Dr James Lawson, a worshipper at All Saints’, Springfield
“All Saints’ is very lucky in that it has a community that is able to and does give very generously to the church. It’s unlikely to be in the position of being unable to pay for a rector of its own.
“One of the areas where I’m a bit critical is awareness of the proposals; the headline being: ‘If you can’t afford a priest you won’t get one.’ If you dig into the document, there is a commitment that that will vary depending on your ability to pay. There is some discretion. That could be better advertised.
“We are already seeing a culture change in the church. People talk nostalgically about the days when a rector spent lots of time visiting in the parish. On the one hand, it’s a good thing to encourage weaning people off dependence on a vicar doing everything — we want to recognise the ministry of all people. The concern I guess is that clergy then don’t have quite the same relationship with their parish that they had in the past — the priest can end up being like a technician of the sacred. There is definitely a sense of loss around that.

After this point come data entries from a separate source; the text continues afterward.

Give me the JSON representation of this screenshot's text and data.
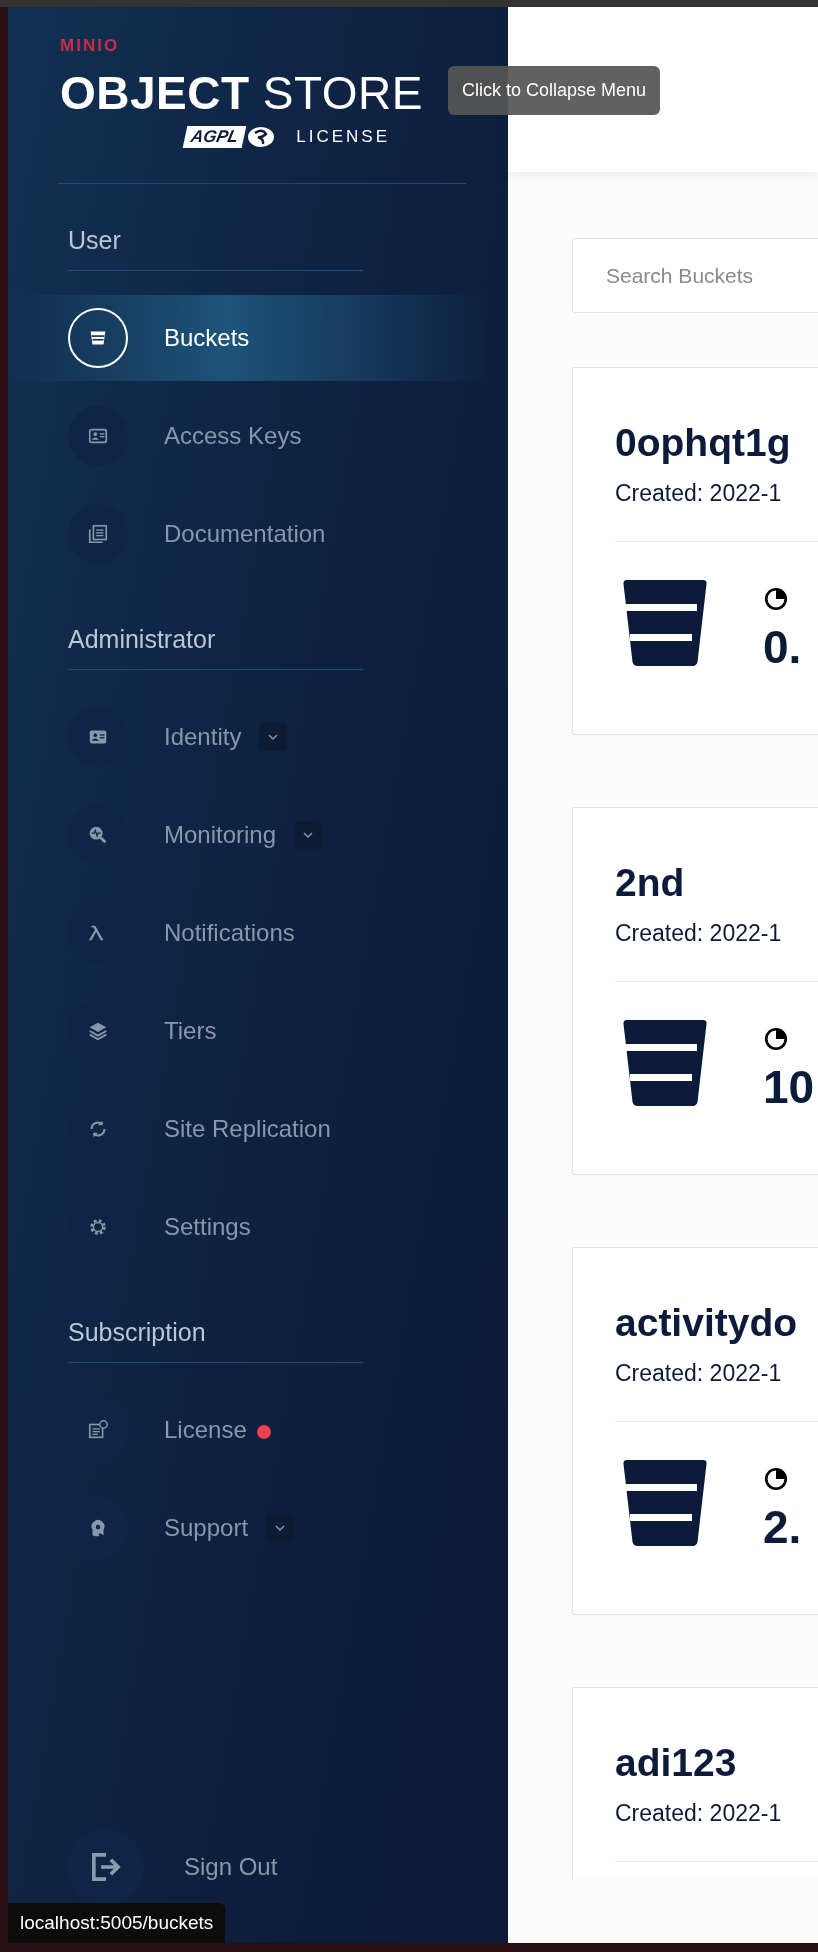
{
  "logo": {
    "brand": "MINIO",
    "product_bold": "OBJECT",
    "product_light": "STORE",
    "license_badge": "AGPL",
    "license": "LICENSE"
  },
  "tooltip": "Click to Collapse Menu",
  "sidebar": {
    "sections": [
      {
        "title": "User",
        "items": [
          {
            "label": "Buckets",
            "selected": true,
            "expandable": false,
            "alert": false
          },
          {
            "label": "Access Keys",
            "selected": false,
            "expandable": false,
            "alert": false
          },
          {
            "label": "Documentation",
            "selected": false,
            "expandable": false,
            "alert": false
          }
        ]
      },
      {
        "title": "Administrator",
        "items": [
          {
            "label": "Identity",
            "selected": false,
            "expandable": true,
            "alert": false
          },
          {
            "label": "Monitoring",
            "selected": false,
            "expandable": true,
            "alert": false
          },
          {
            "label": "Notifications",
            "selected": false,
            "expandable": false,
            "alert": false
          },
          {
            "label": "Tiers",
            "selected": false,
            "expandable": false,
            "alert": false
          },
          {
            "label": "Site Replication",
            "selected": false,
            "expandable": false,
            "alert": false
          },
          {
            "label": "Settings",
            "selected": false,
            "expandable": false,
            "alert": false
          }
        ]
      },
      {
        "title": "Subscription",
        "items": [
          {
            "label": "License",
            "selected": false,
            "expandable": false,
            "alert": true
          },
          {
            "label": "Support",
            "selected": false,
            "expandable": true,
            "alert": false
          }
        ]
      }
    ],
    "sign_out": "Sign Out"
  },
  "search": {
    "placeholder": "Search Buckets"
  },
  "buckets": [
    {
      "name": "0ophqt1g",
      "created": "Created: 2022-1",
      "usage": "0."
    },
    {
      "name": "2nd",
      "created": "Created: 2022-1",
      "usage": "10"
    },
    {
      "name": "activitydo",
      "created": "Created: 2022-1",
      "usage": "2."
    },
    {
      "name": "adi123",
      "created": "Created: 2022-1"
    }
  ],
  "status_url": "localhost:5005/buckets"
}
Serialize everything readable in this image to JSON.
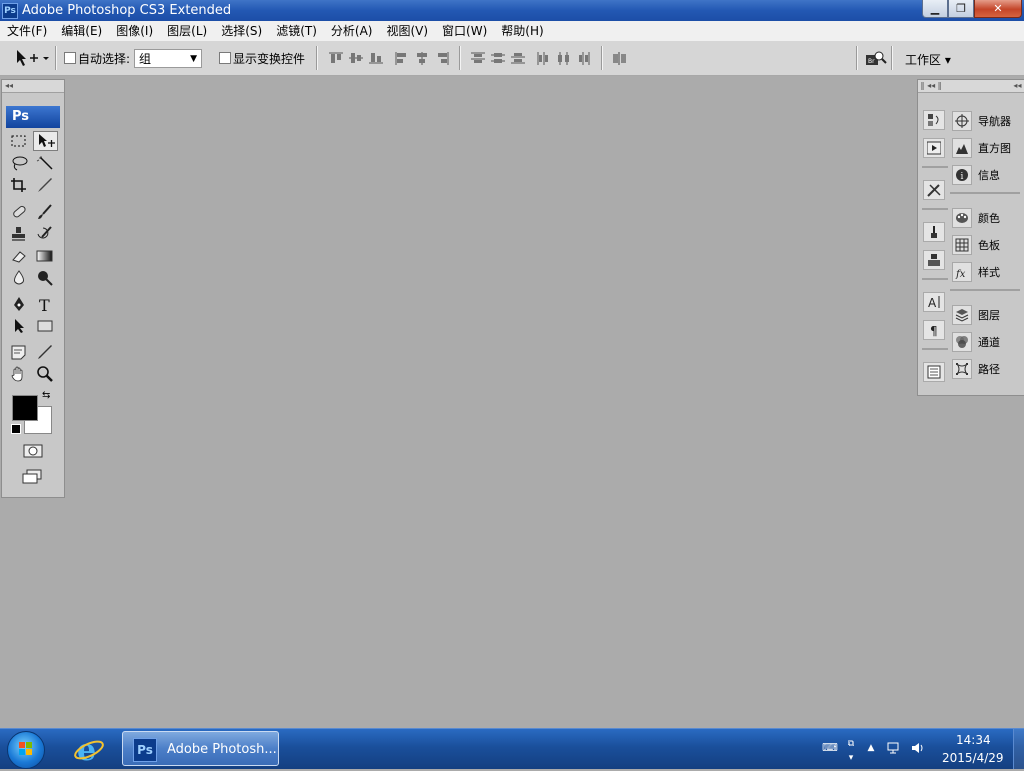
{
  "window": {
    "title": "Adobe Photoshop CS3 Extended",
    "app_icon_text": "Ps",
    "minimize": "▁",
    "maximize": "❐",
    "close": "✕"
  },
  "menu": [
    "文件(F)",
    "编辑(E)",
    "图像(I)",
    "图层(L)",
    "选择(S)",
    "滤镜(T)",
    "分析(A)",
    "视图(V)",
    "窗口(W)",
    "帮助(H)"
  ],
  "options": {
    "auto_select_label": "自动选择:",
    "auto_select_value": "组",
    "show_transform_label": "显示变换控件",
    "workspace_label": "工作区 ▾"
  },
  "tools": {
    "logo": "Ps"
  },
  "dock": {
    "panels": [
      "导航器",
      "直方图",
      "信息",
      "颜色",
      "色板",
      "样式",
      "图层",
      "通道",
      "路径"
    ]
  },
  "taskbar": {
    "task_label": "Adobe Photosh...",
    "task_icon_text": "Ps",
    "time": "14:34",
    "date": "2015/4/29"
  },
  "colors": {
    "workspace_bg": "#ababab",
    "title_blue": "#2358b3",
    "foreground_color": "#000000",
    "background_color": "#ffffff"
  }
}
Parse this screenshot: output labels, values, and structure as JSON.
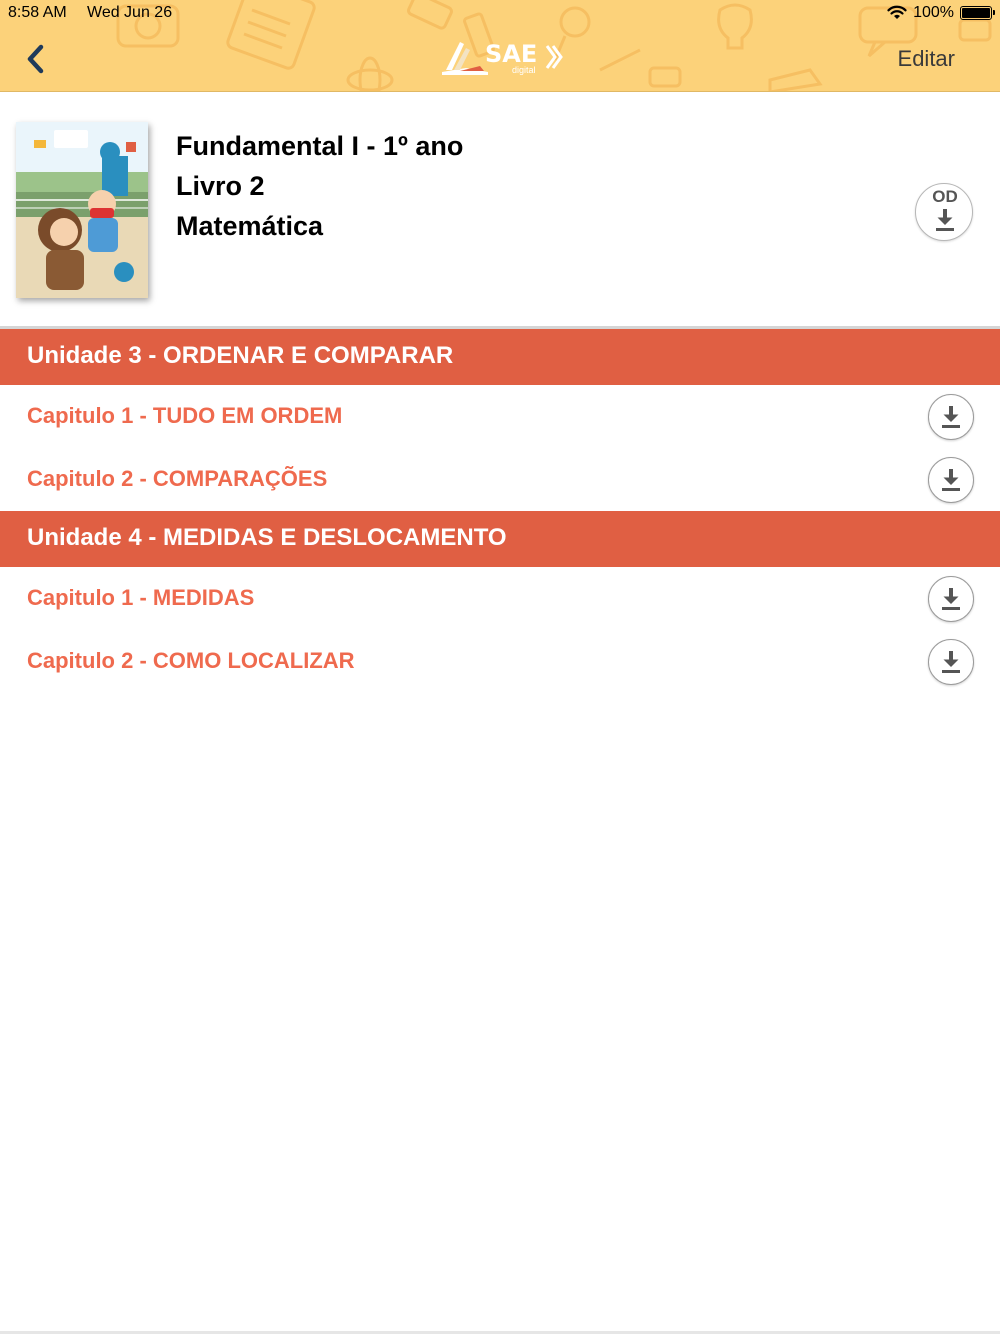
{
  "status_bar": {
    "time": "8:58 AM",
    "date": "Wed Jun 26",
    "battery": "100%",
    "wifi_icon": "wifi-icon",
    "battery_icon": "battery-icon"
  },
  "header": {
    "back_icon": "chevron-left-icon",
    "logo_text": "SAE",
    "logo_sub": "digital",
    "edit_label": "Editar",
    "background_color": "#fcd27a"
  },
  "book": {
    "line1": "Fundamental I - 1º ano",
    "line2": "Livro 2",
    "line3": "Matemática",
    "od_label": "OD",
    "od_icon": "download-icon"
  },
  "units": [
    {
      "title": "Unidade 3 - ORDENAR E COMPARAR",
      "chapters": [
        {
          "title": "Capitulo 1 - TUDO EM ORDEM",
          "icon": "download-icon"
        },
        {
          "title": "Capitulo 2 - COMPARAÇÕES",
          "icon": "download-icon"
        }
      ]
    },
    {
      "title": "Unidade 4 - MEDIDAS E DESLOCAMENTO",
      "chapters": [
        {
          "title": "Capitulo 1 - MEDIDAS",
          "icon": "download-icon"
        },
        {
          "title": "Capitulo 2 - COMO LOCALIZAR",
          "icon": "download-icon"
        }
      ]
    }
  ],
  "colors": {
    "unit_header": "#e05f43",
    "chapter_text": "#ef6a4e",
    "header_bg": "#fcd27a"
  }
}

“More giving would require a bit of structural change at parish level — a move from periodic fundraising drives to thinking about it as part of our general spiritual weekly practice. It will be interesting to see how that is presented. Is there some distinctive way of separating this from marketing calls from charities? I am sure thinking is happening at diocesan level but does not seem to have filtered down to people in the pews yet.”